La maison circulaire
de Rachel Deville

critiqué par Blue Boy, le 16 avril 2016
(Saint-Denis - - ans)


La note:  étoiles
Rêvalités
Après avoir consigné ses rêves pendant plusieurs années, Rachel Deville les a réunis dans une bande dessinée à l’onirisme doux-amer et déconcertant.

Dès la préface, signée du psychanalyste Hervé Castanet, le lecteur est prévenu : « Celui qui cherche un récit de bon sens, son avant et son après, sera déçu. Les récits sont décousus, ne trouvent pas à la fin l’explication qui permettrait de se dire : « Ah oui ! J’ai compris. C’était donc cela ! » Celui qui attend la chute en sera pour ses frais. »
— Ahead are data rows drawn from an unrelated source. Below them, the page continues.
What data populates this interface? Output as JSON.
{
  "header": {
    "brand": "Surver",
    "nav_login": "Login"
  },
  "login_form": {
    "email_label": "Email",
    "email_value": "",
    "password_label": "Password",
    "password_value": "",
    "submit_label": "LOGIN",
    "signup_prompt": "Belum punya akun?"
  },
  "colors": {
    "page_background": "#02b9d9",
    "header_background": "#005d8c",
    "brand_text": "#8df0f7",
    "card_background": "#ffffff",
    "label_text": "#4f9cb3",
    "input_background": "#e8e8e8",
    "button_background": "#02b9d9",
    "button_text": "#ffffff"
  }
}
Amateurs de bonnes histoires bien ficelées, passez votre chemin ! En effet, Rachel Deville nous emmène dans ses rêves, des rêves doux-amers et indéchiffrables, mais très proches de la réalité la plus triviale, tels des cauchemars en forme de nuits blanches où plane une menace permanente, des rêves à des années-lumière d’un paradis où dégoulinerait un miel d’amour et de bons sentiments. Comme le dit Castanet, Rachel Deville est une « dure » qui ne cherche pas enjoliver ses rêves sous le prisme du fantastique ou du merveilleux. Elle s’y met en scène sans une once d’ego, ne cherche même pas à les analyser, nous les livre tels quels, sans fards, ce qui s’apparenterait presque à un acte de bravoure. Cette « maison onirique » nous fait ainsi tourner en rond dans des dédales interminables débouchant sur des pièces immenses, avec la présence récurrente d’échelles et d’escaliers. L’auteur y croise des êtres désincarnés, renforçant le sentiment de solitude, sans aucun indice vers la porte de sortie. Il appartiendra au lecteur d’en trouver la clef (ou pas), et en ce sens, cette BD invite à la réflexion.

Le trait noir et blanc, qui par moments évoque des œuvres de la peinture surréaliste, est parfaitement adapté au propos. Les hachures et autres croisillons, tout en conférant une profondeur esthétique à l’ensemble, viennent accentuer le côté sombre et menaçant de ces rêves.

La démarche pourra s’avérer digne d’intérêt pour quiconque acceptera de laisser à l’entrée de cette « Maison circulaire » son guide et sa boussole. C’est une expérience de lecture pour laquelle il faudra abandonner ses repères en endossant le rôle d’observateur plus que de lecteur. Certains s’amuseront à décrypter ces songes sous une perspective freudienne rassurante, d’autres ressortiront de cette maison avec le tournis, encore plus désorientés qu’avant d’y pénétrer, mais chacun devra s’efforcer de faire sa propre analyse, Rachel Deville ne livrant aucune clef. Comme pour la réalité « vraie », les rêves ont leurs propres lois, et si ceux-ci nous paraissent souvent inintelligibles à nous, êtres du « monde réel », sommes-nous donc tellement convaincus que ce dernier est moins étrange, plus rassurant ? Au fond, l’auteure ne nous dit pas autre chose et c’est peut-être ce qu’il faudra retenir de cet ouvrage.